Our crops, once we became farmers, didn't grow by our saying "What a lovely stalk of corn you are, and what pretty rutebegas! Grow, lovelies, grow!" We grew crops by killing the plants' natural predators: rabbits, deer, etc. etc. If it weren't for our violence against other animals, those crops would be feeding Fluffy and Bambi, not ourselves.

Even the organic farmer has to put something out to keep the pests from enjoying a meal. Whether it's organic dried blood (to ward off deer, rabbits, and cats, in particular), or planting chrysanthemums to keep insects away (the source of pyrethrum, one of the most common insect repellants for crops on the market), everyone is out for themselves, and will penalize others to get their needs satisfied. Green-freak organic farmers are not exempt from the food chain, whether they want to make it sound prettier or not.

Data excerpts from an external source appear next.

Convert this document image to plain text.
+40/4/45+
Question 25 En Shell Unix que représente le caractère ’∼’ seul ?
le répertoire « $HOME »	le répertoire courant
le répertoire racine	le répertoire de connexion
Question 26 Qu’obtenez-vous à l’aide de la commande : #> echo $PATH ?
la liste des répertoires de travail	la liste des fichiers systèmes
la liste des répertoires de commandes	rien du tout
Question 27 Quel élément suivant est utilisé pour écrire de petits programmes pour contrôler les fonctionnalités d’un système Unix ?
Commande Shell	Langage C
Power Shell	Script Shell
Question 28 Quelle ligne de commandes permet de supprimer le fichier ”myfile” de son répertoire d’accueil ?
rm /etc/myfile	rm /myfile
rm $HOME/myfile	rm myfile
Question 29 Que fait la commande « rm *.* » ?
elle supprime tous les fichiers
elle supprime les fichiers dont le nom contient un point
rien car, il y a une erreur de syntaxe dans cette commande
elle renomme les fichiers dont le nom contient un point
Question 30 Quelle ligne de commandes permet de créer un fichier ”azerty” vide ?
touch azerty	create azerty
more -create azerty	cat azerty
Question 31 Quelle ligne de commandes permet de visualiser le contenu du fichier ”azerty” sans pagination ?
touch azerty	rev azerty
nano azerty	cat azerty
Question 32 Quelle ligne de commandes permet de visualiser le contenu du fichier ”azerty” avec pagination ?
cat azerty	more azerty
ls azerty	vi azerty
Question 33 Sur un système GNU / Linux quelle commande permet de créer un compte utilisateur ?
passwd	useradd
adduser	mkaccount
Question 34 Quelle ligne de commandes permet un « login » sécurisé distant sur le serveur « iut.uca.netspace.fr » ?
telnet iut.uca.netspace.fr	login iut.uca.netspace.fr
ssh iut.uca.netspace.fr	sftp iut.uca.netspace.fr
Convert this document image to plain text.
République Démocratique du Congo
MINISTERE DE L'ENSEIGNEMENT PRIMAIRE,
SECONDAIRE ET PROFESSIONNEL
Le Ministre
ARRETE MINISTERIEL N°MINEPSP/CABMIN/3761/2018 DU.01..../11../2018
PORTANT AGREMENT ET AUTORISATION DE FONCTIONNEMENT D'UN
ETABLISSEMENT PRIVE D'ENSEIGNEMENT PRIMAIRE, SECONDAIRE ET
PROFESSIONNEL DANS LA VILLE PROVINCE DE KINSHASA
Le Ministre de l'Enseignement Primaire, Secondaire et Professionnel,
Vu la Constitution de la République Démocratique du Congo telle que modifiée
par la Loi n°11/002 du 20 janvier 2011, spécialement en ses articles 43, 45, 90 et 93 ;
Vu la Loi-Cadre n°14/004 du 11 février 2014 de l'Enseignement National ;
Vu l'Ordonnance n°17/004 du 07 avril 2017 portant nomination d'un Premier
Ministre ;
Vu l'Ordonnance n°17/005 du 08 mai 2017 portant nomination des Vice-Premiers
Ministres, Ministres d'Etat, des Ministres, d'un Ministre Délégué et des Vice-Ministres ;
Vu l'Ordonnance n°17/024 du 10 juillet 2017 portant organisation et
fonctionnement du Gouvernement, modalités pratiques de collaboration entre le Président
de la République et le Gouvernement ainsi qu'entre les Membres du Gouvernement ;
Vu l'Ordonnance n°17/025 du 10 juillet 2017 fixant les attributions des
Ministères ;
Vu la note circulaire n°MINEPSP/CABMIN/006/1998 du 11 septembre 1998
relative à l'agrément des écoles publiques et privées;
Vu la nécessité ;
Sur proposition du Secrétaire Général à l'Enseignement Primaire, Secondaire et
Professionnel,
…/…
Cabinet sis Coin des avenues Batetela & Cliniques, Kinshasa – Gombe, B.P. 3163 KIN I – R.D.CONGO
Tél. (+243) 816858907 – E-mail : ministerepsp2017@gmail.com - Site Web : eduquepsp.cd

So when we play muds, we get to not only do what we do anyway, but we get to pretend, for a few hours a day, that it is a GOOD thing. That killing stuff is a good thing, that whacking a lion over the head means we are awesome. That slitting the throat of a rich salesman is, perhaps not legal, but not taboo either.

We get to nurture our most primitive instincts for a little while, instead of suppressing them for the greater civilized good. It's also fun to pretend that the kobold you're smacking around is really your boss, or teacher, or stupid big brother, or ex-husband, or personal trainer, or the nasty neighbor next door. Or even the neighbor's annoying yapping snapping little lap-dog.